Six Lessons Learned the Hard Way About Scaling a Million User System
Ever come to a point where you feel you've learned enough to share your experiences in the hopes of helping others traveling the same road? That's what Martin Kleppmann has done in an lovingly written Six things I wish we had known about scaling, an article well worth your time.
It's not advice about scaling a Twitter, but of building a million user system, which is the sweet spot for a lot of projects. His conclusion rings true:
Building scalable systems is not all sexy roflscale fun. It’s a lot of plumbing and yak shaving. A lot of hacking together tools that really ought to exist already, but all the open source solutions out there are too bad (and yours ends up bad too, but at least it solves your particular problem).
Here's a gloss on the six lessons (plus a bonus lesson):
- Realistic load testing is hard. Testing a large distributed system is not like a scientific experiment that can be conducted under ideal conditions. This is hard for the scientific minded to accept. Knowing your actual access patterns is hard. Testing with synthetic data sets larger than you actually have is hard. Comparing the correctness of the old to a new system is hard. So be prepared to roll-back if new code doesn't work in practice.
- Data evolution is difficult. You have data all over the place. In your databases, logs, and in blobs. Updating data formats as they change is an enormous time sink. Larger companies often have an advantage in automating and orchestrating these processes.
- Database connections are a real limitation. Database connections add up surprisingly fast as a system grows in both service and node counts. Each connection eats resources both on your machines and with your developers as they have to figure out how to deal with them. Use a connection pooler or write a data access layer wrapping database access behind an API.
- Read replicas are an operational pain. Read replicas to offload database access from the master is a common scaling strategy. It also takes a lot of work to setup and maintain these systems. Failure handling is a constant source of problems.
- Think about memory efficiency. Latency spikes are often caused by memory problems. Using RAM more efficiently can be difficult because it's hard to figure out how RAM is actually being used. Many performance problems are solved by buying more RAM. Fit indexes into RAM if possible. Index on the hash of string instead of the string itself.

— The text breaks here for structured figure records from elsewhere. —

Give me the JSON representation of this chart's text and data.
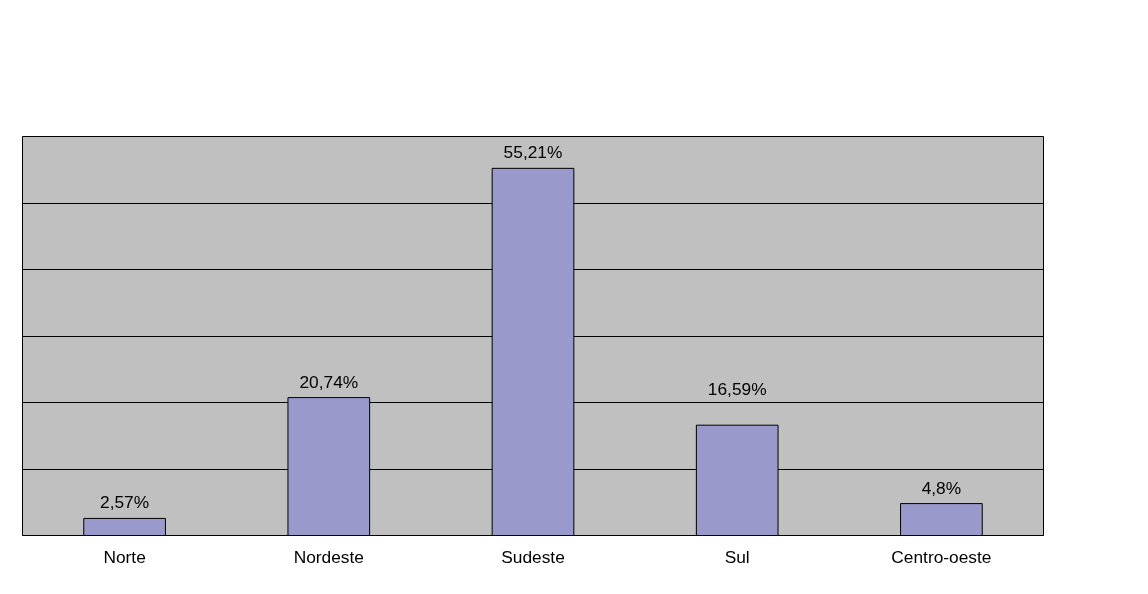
{
  "chart_data": {
    "type": "bar",
    "categories": [
      "Norte",
      "Nordeste",
      "Sudeste",
      "Sul",
      "Centro-oeste"
    ],
    "values": [
      2.57,
      20.74,
      55.21,
      16.59,
      4.8
    ],
    "value_labels": [
      "2,57%",
      "20,74%",
      "55,21%",
      "16,59%",
      "4,8%"
    ],
    "color": "#9999cc",
    "ylim": [
      0,
      60
    ],
    "yticks": [
      {
        "value": 0,
        "label": null
      },
      {
        "value": 10,
        "label": null
      },
      {
        "value": 20,
        "label": null
      },
      {
        "value": 30,
        "label": null
      },
      {
        "value": 40,
        "label": null
      },
      {
        "value": 50,
        "label": null
      },
      {
        "value": 60,
        "label": null
      }
    ],
    "grid": "y",
    "tick_labels": "x"
  }
}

- Change capture is under-appreciated. As data changes in a system it must flow through many services like a database, search index, graph, index, read replicas, cache invalidation, etc. You could have applications write to multiple locations every time they make updates, but that never works in practice. You could have apps read database logs, but this isn't possible on every system. A good solution is to use a Change Capture System that receives and stores all the writes to the database. Applications can receive these updates in real-time and/or they can stream through a history of changes. The change capture system becomes the single source of truth for data for all applications. A big advantage of this approach is that data producers and consumers are decoupled which gives "you great freedom to experiment without fear of bringing down the main site."
- Cache and cache invalidation. This is a bonus lesson from a comment by mysteriousllama on the article: Without proper caching and a good invalidation strategy your databases will get pounded. Use redis and memcache to cache everything possible. Don't even connect to the database unless you have to. Ensure that you can invalidate any cache entry easily and keep things atomic so you do not run in to race conditions. Use locking to ensure that when the cache expires the database does not get a dog-pile with multiple copies of the same query. You'd think the query-cache in your database of choice may be just as efficient but trust me, it is not even close. You can also cache higher-level objects than just simple queries. Depending on your reliability requirements you may even consider treating your cache as writeback and doing batched database writes in the background. These are generally more efficient than individual writes due to a variety of factors. I've worked on several top-200 ranking sites and this has always been one of the main go-to strategies for scaling. Databases suck - Avoid querying them.